「『地球儀』で完結する物語」君たちはどう生きるか コットンさんの映画レビュー(感想・評価)
『地球儀』で完結する物語
一回目は初日初回、当たり前だが何の情報も持たずに観に行った。
どうにかメッセージを汲み取ろうとしたが、どうにも難解だった。
意味を得ようと約2時間、ひたすらアンテナを張り巡らせた結果、余計に分析が追いつかず、それ故ラストに正解を求めようとしていた私は、呆気ないというか、肩透かしをくらったように感じていた。
彼は、あの後どうなったんだろう?と。
何が、君たちはどう生きるか、なのか?と。
本日、2回目を観た。
今回は気楽に観ることができたので、少年が体験する不思議な出来事を、流れるままに観れたのが良かった。
だがラストシーンは、前回と同じような気持ちだった。
そんな中『地球儀』が流れ始めた。
これまでに『地球儀』は何度も聴いていた。
なので、歌詞は空で歌えるくらい覚えていたのだが、2回目を観た直後だったためか、歌詞の内容が全く違って聴こえたのだった。
『地球儀』は、おそらく、その後の主人公を描いた歌なのではないか?
その後の眞人の視点に置き換えると、妙にしっくりくるのと同時に、もやが晴れたかのように安堵できたのだ。

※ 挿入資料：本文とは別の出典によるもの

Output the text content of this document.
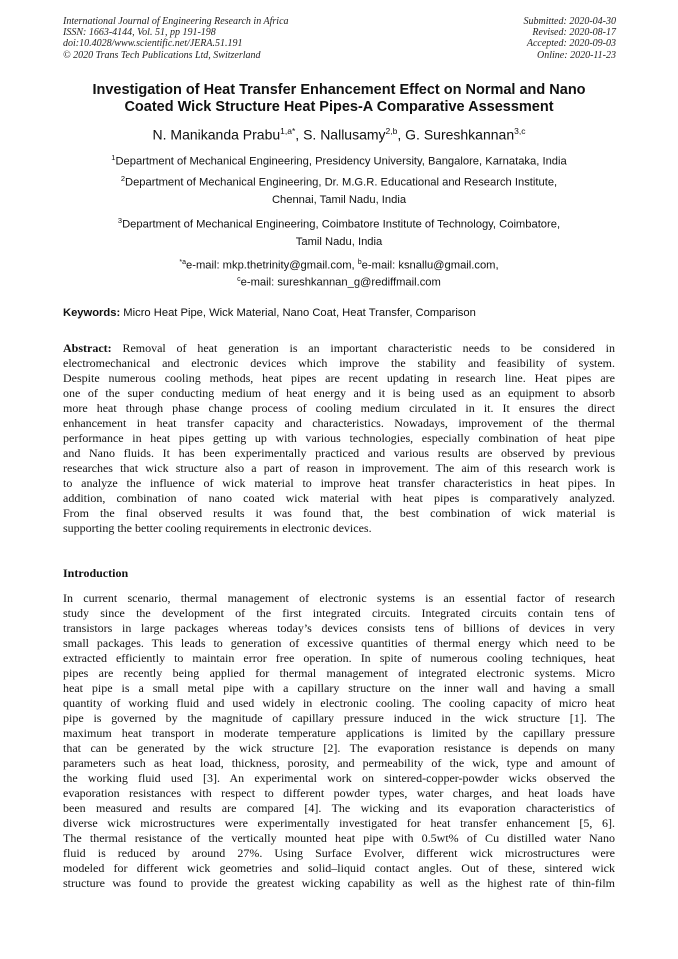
International Journal of Engineering Research in Africa
ISSN: 1663-4144, Vol. 51, pp 191-198
doi:10.4028/www.scientific.net/JERA.51.191
© 2020 Trans Tech Publications Ltd, Switzerland
Submitted: 2020-04-30
Revised: 2020-08-17
Accepted: 2020-09-03
Online: 2020-11-23
Investigation of Heat Transfer Enhancement Effect on Normal and Nano
Coated Wick Structure Heat Pipes-A Comparative Assessment
N. Manikanda Prabu$^{1,a*}$, S. Nallusamy$^{2,b}$, G. Sureshkannan$^{3,c}$
$^1$Department of Mechanical Engineering, Presidency University, Bangalore, Karnataka, India
$^2$Department of Mechanical Engineering, Dr. M.G.R. Educational and Research Institute,
Chennai, Tamil Nadu, India
$^3$Department of Mechanical Engineering, Coimbatore Institute of Technology, Coimbatore,
Tamil Nadu, India
$^{*a}$e-mail: mkp.thetrinity@gmail.com, $^b$e-mail: ksnallu@gmail.com,
$^c$e-mail: sureshkannan_g@rediffmail.com
Keywords: Micro Heat Pipe, Wick Material, Nano Coat, Heat Transfer, Comparison
Abstract: Removal of heat generation is an important characteristic needs to be considered in
electromechanical and electronic devices which improve the stability and feasibility of system.
Despite numerous cooling methods, heat pipes are recent updating in research line. Heat pipes are
one of the super conducting medium of heat energy and it is being used as an equipment to absorb
more heat through phase change process of cooling medium circulated in it. It ensures the direct
enhancement in heat transfer capacity and characteristics. Nowadays, improvement of the thermal
performance in heat pipes getting up with various technologies, especially combination of heat pipe
and Nano fluids. It has been experimentally practiced and various results are observed by previous
researches that wick structure also a part of reason in improvement. The aim of this research work is
to analyze the influence of wick material to improve heat transfer characteristics in heat pipes. In
addition, combination of nano coated wick material with heat pipes is comparatively analyzed.
From the final observed results it was found that, the best combination of wick material is
supporting the better cooling requirements in electronic devices.
Introduction
In current scenario, thermal management of electronic systems is an essential factor of research
study since the development of the first integrated circuits. Integrated circuits contain tens of
transistors in large packages whereas today’s devices consists tens of billions of devices in very
small packages. This leads to generation of excessive quantities of thermal energy which need to be
extracted efficiently to maintain error free operation. In spite of numerous cooling techniques, heat
pipes are recently being applied for thermal management of integrated electronic systems. Micro
heat pipe is a small metal pipe with a capillary structure on the inner wall and having a small
quantity of working fluid and used widely in electronic cooling. The cooling capacity of micro heat
pipe is governed by the magnitude of capillary pressure induced in the wick structure [1]. The
maximum heat transport in moderate temperature applications is limited by the capillary pressure
that can be generated by the wick structure [2]. The evaporation resistance is depends on many
parameters such as heat load, thickness, porosity, and permeability of the wick, type and amount of
the working fluid used [3]. An experimental work on sintered-copper-powder wicks observed the
evaporation resistances with respect to different powder types, water charges, and heat loads have
been measured and results are compared [4]. The wicking and its evaporation characteristics of
diverse wick microstructures were experimentally investigated for heat transfer enhancement [5, 6].
The thermal resistance of the vertically mounted heat pipe with 0.5wt% of Cu distilled water Nano
fluid is reduced by around 27%. Using Surface Evolver, different wick microstructures were
modeled for different wick geometries and solid–liquid contact angles. Out of these, sintered wick
structure was found to provide the greatest wicking capability as well as the highest rate of thin-film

この歌をもってして、初めて私の中で、この物語が完結した。
主人公が、この後、どう生きたか。
歌詞のそこかしこに、過去を大切にし懐かしみながらも、前へと進んでゆく主人公の姿が描かれていた。
人生とは続くもので、それぞれの道がある。
道を曲がる。ということは、曲がる前の道は振り返ることができない。ということ。
主人公は自分なりの正しさを持って進んでいるのだ。
人との関わりを持つくらいなら、自傷さえもやってのけた彼が、この道の行先に誰かが待っている。と未来に想いを馳せるようになれたのだ。
ああ、良かった。と。
私は、そう解釈して納得した。
自分が知りたかったのは、彼が(その後)どう生きたのか?だったから。
大なり小なり、人はそれぞれ何かしらの秘密を抱え、取捨選択をしながら大きくなってゆく。
それでも地球(儀)を回す=日々は続いていくのだ。
私にとって、これは、そんな誰かの物語だった。
※追記
宮崎駿監督から米津玄師へ。
それぞれの作り手の気持ちは想像しかできません。
監督の意図は分かりません。米津さんの思いも分からない。
ただ、この訳の分からない私のもやもやは、歌を通じて未来の主人公を想像をすることで、やっと昇華できた。そんな気がしました。
この曲を監督が選んだから。そういうことにします。
誰に押し付けるでもない、自分自身が納得のいくように解釈をしただけのものです。